All the same, that clout could turn out to be awfully temporary if she doesn’t play her cards right. Along with what definitely seems to be a burgeoning case of narcissism, her penchant for promoting big change without doing her homework is worrisome no matter how hard you’re rooting for her to prevail. Maybe they don’t call these blunders rookie mistakes for nothing, but the problem is that the adoring social-media bubble she basks in doesn’t give her much incentive to correct them.

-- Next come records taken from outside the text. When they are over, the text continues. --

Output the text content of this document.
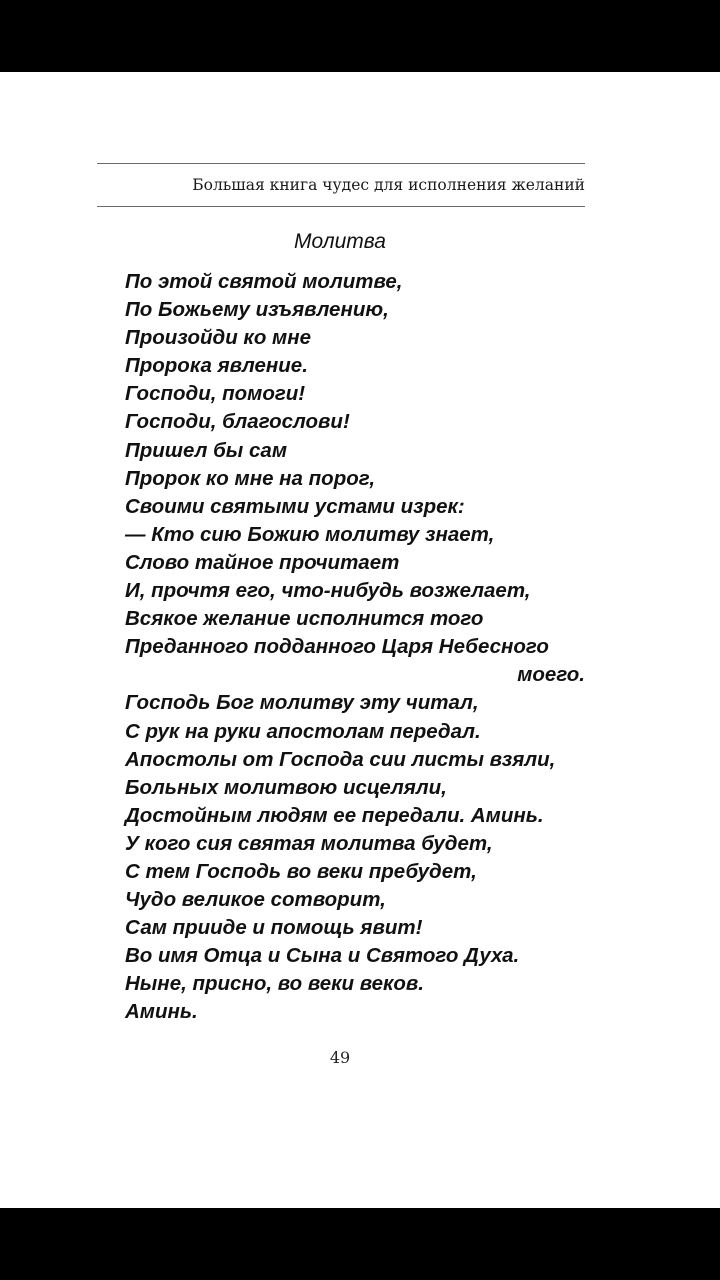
Большая книга чудес для исполнения желаний
Молитва
По этой святой молитве,
По Божьему изъявлению,
Произойди ко мне
Пророка явление.
Господи, помоги!
Господи, благослови!
Пришел бы сам
Пророк ко мне на порог,
Своими святыми устами изрек:
— Кто сию Божию молитву знает,
Слово тайное прочитает
И, прочтя его, что-нибудь возжелает,
Всякое желание исполнится того
Преданного подданного Царя Небесного
моего.
Господь Бог молитву эту читал,
С рук на руки апостолам передал.
Апостолы от Господа сии листы взяли,
Больных молитвою исцеляли,
Достойным людям ее передали. Аминь.
У кого сия святая молитва будет,
С тем Господь во веки пребудет,
Чудо великое сотворит,
Сам прииде и помощь явит!
Во имя Отца и Сына и Святого Духа.
Ныне, присно, во веки веков.
Аминь.
49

Most notoriously, Ocasio-Cortez didn’t do herself any favors by spouting nonsense back in December about a nonexistent $21 trillion in unaccounted-for Pentagon funds that would pay for two-thirds of Medicare for all. On top of that, her initial response when she got called out for it on 60 Minutes seemingly came straight from the White House’s alternative-facts playbook: “I think that there’s a lot of people more concerned about being precisely, factually, and semantically correct than about being morally right,” she told Anderson Cooper. Revealingly, when Washington Post columnist Max Boot compared her ignorance to Sarah Palin’s and her slippery way with the truth to Donald Trump’s, she slapped back that he was “resentful”: a diva’s reaction, not a clever or even an especially intelligible retort.

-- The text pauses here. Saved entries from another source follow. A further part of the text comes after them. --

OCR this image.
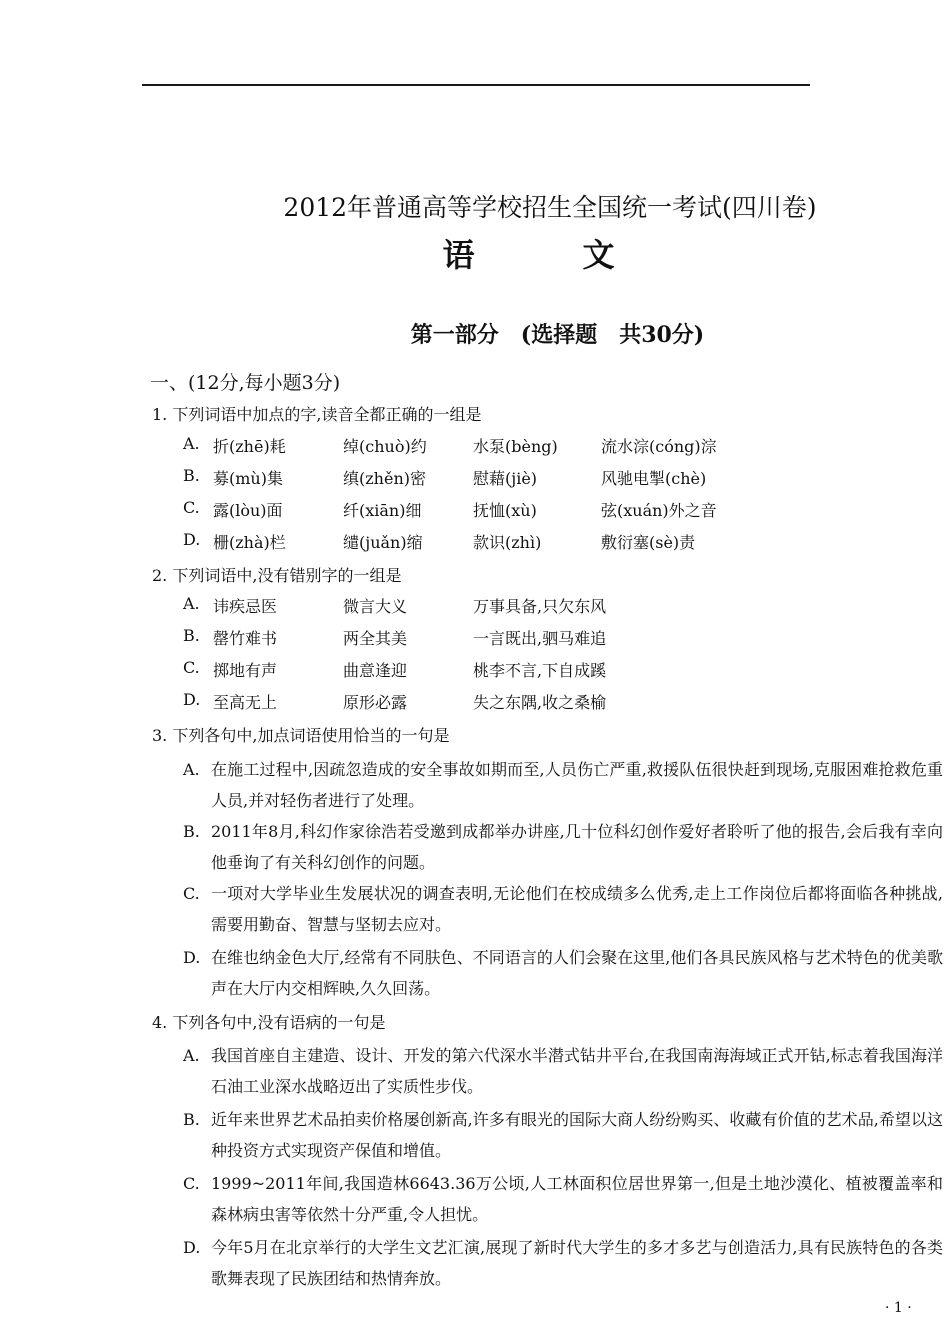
2012年普通高等学校招生全国统一考试(四川卷)
语　文
第一部分　(选择题　共30分)
一、(12分,每小题3分)
1. 下列词语中加点的字,读音全都正确的一组是
A. 折(zhē)耗	绰(chuò)约	水泵(bèng)	流水淙(cóng)淙
B. 募(mù)集	缜(zhěn)密	慰藉(jiè)	风驰电掣(chè)
C. 露(lòu)面	纤(xiān)细	抚恤(xù)	弦(xuán)外之音
D. 栅(zhà)栏	缱(juǎn)缩	款识(zhì)	敷衍塞(sè)责
2. 下列词语中,没有错别字的一组是
A. 讳疾忌医	微言大义	万事具备,只欠东风
B. 罄竹难书	两全其美	一言既出,驷马难追
C. 掷地有声	曲意逢迎	桃李不言,下自成蹊
D. 至高无上	原形必露	失之东隅,收之桑榆
3. 下列各句中,加点词语使用恰当的一句是
A. 在施工过程中,因疏忽造成的安全事故如期而至,人员伤亡严重,救援队伍很快赶到现场,克服困难抢救危重人员,并对轻伤者进行了处理。
B. 2011年8月,科幻作家徐浩若受邀到成都举办讲座,几十位科幻创作爱好者聆听了他的报告,会后我有幸向他垂询了有关科幻创作的问题。
C. 一项对大学毕业生发展状况的调查表明,无论他们在校成绩多么优秀,走上工作岗位后都将面临各种挑战,需要用勤奋、智慧与坚韧去应对。
D. 在维也纳金色大厅,经常有不同肤色、不同语言的人们会聚在这里,他们各具民族风格与艺术特色的优美歌声在大厅内交相辉映,久久回荡。
4. 下列各句中,没有语病的一句是
A. 我国首座自主建造、设计、开发的第六代深水半潜式钻井平台,在我国南海海域正式开钻,标志着我国海洋石油工业深水战略迈出了实质性步伐。
B. 近年来世界艺术品拍卖价格屡创新高,许多有眼光的国际大商人纷纷购买、收藏有价值的艺术品,希望以这种投资方式实现资产保值和增值。
C. 1999~2011年间,我国造林6643.36万公顷,人工林面积位居世界第一,但是土地沙漠化、植被覆盖率和森林病虫害等依然十分严重,令人担忧。
D. 今年5月在北京举行的大学生文艺汇演,展现了新时代大学生的多才多艺与创造活力,具有民族特色的各类歌舞表现了民族团结和热情奔放。
· 1 ·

If that turns out to be her signature style, there’s a good chance we could get fed up with her “Don’t hate me ‘cause you ain’t me” routine virtually overnight. But even though she seems to be almost as perplexed as Trump is by negative criticism, she’s temperamentally better equipped to adjust to and even learn from it. That’s partly because she’s got two things he’s never had much use for: brains and a seemingly genuine dedication to a cause that isn’t, or at worst isn’t always, all about her.

Anyone either hoping or fearing that she’ll burn out fast ought to keep two other things in mind as well: 1) As of this week, Ocasio-Cortez will have been a member of Congress for exactly three weeks. And 2), she won’t even turn 30 until October 13.